La chercheuse de renommée internationale Ketty Schwartz, à l'origine d'avancées considérables dans le domaine de la thérapie génique et cellulaire des maladies cardiaques et musculaires, est décédée mardi à l'âge de 70 ans, a indiqué mercredi l'institut où elle travaillait.

Pharmacienne, docteur ès sciences naturelles, Ketty Schwartz a dirigé plusieurs unités de recherche de l'Institut national de la santé et de la recherche médicale (Inserm).

Ses travaux ont été à l'origine du développement en France et dans le monde de la génétique moléculaire en cardiologie, un domaine dans lequel, au début des années 1990, la notion de transmission familiale était encore peu répandue.

Ces études multidisciplinaires ont conduit à la création de réseaux de recherche clinique Inserm et de réseaux européens.

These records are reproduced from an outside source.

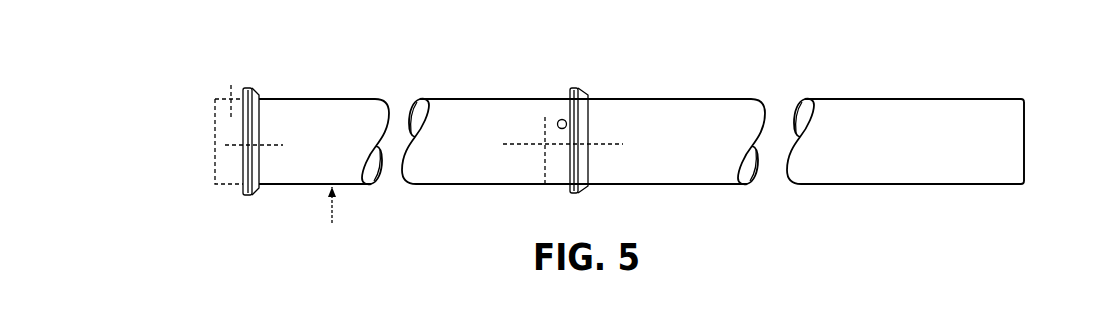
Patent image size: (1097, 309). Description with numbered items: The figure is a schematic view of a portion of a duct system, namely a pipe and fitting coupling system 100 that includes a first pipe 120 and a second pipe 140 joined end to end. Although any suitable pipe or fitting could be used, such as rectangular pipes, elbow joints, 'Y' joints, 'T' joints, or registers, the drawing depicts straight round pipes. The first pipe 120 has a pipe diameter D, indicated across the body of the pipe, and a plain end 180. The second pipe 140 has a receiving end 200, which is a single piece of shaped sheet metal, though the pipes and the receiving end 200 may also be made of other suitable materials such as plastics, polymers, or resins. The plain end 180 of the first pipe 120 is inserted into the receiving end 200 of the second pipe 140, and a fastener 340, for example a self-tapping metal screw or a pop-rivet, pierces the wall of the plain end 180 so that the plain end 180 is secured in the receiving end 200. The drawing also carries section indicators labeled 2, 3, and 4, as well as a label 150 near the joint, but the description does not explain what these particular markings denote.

The pipe and fitting coupling system 100 is at (653, 111).
The first pipe 120 is at (448, 87).
The second pipe 140 is at (708, 94).
The coupling joint 150 is at (579, 82).
The plain end 180 is at (557, 94).
The receiving end 200 is at (253, 79).
The fastener 340 is at (558, 119).
The section line 2- 2 is at (507, 147).
The section line 3- 3 is at (229, 85).
The section line 4- 4 is at (227, 148).
The pipe diameter D is at (330, 97).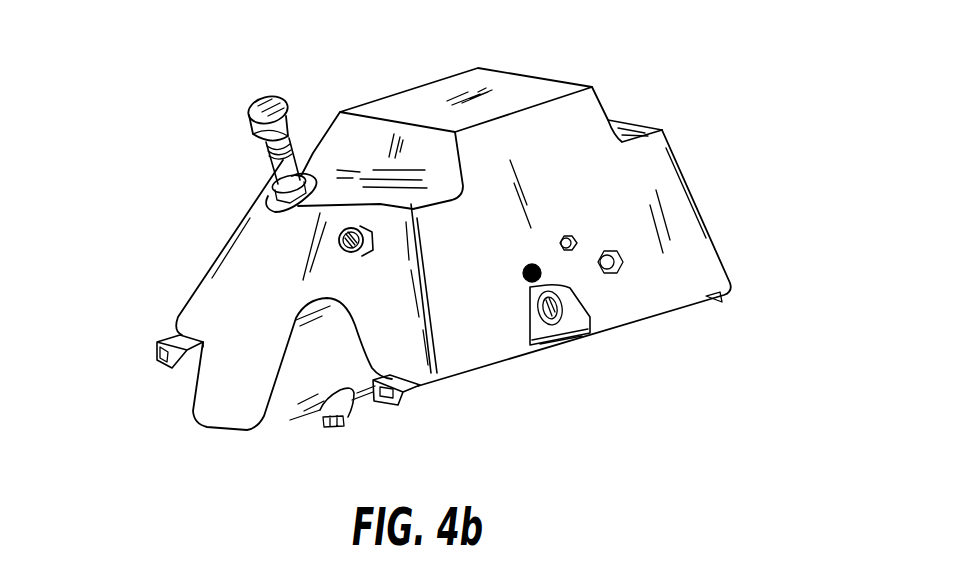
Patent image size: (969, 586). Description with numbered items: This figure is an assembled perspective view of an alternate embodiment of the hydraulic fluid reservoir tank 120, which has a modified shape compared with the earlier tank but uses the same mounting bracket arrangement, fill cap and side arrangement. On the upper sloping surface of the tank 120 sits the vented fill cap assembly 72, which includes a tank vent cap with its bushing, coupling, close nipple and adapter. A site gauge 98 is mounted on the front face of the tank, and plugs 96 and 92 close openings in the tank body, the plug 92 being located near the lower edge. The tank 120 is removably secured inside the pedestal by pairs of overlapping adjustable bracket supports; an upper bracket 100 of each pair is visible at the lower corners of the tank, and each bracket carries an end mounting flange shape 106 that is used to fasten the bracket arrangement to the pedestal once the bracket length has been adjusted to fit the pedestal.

Des banques d'ADN ont été constituées et l'origine génétique de plusieurs pathologies des muscles et du muscle cardiaque a été élucidée (cardiomyopathie hypertrophique familiale, syndrome du QT long congénital, cardiomyopathies dilatées, dystrophies musculaires).

En collaboration avec celle du professeur Philippe Ménasché, son équipe a été à l'origine de la première tentative réussie de thérapie cellulaire de l'infarctus et de l'insuffisance cardiaque par transplantation de myoblastes autologues (cellules musculaires provenant du patient).

Elle présidait le conseil scientifique de l'Association Française contre les Myopathies (AFM) et le Groupe de réflexion avec les Associations de Malades de l'Inserm.

Titulaire de nombreux prix, Ketty Schwartz était l'auteur de quelque 350 publications, et premier éditeur associé européen de la revue américaine Circulation Research (1992-1999).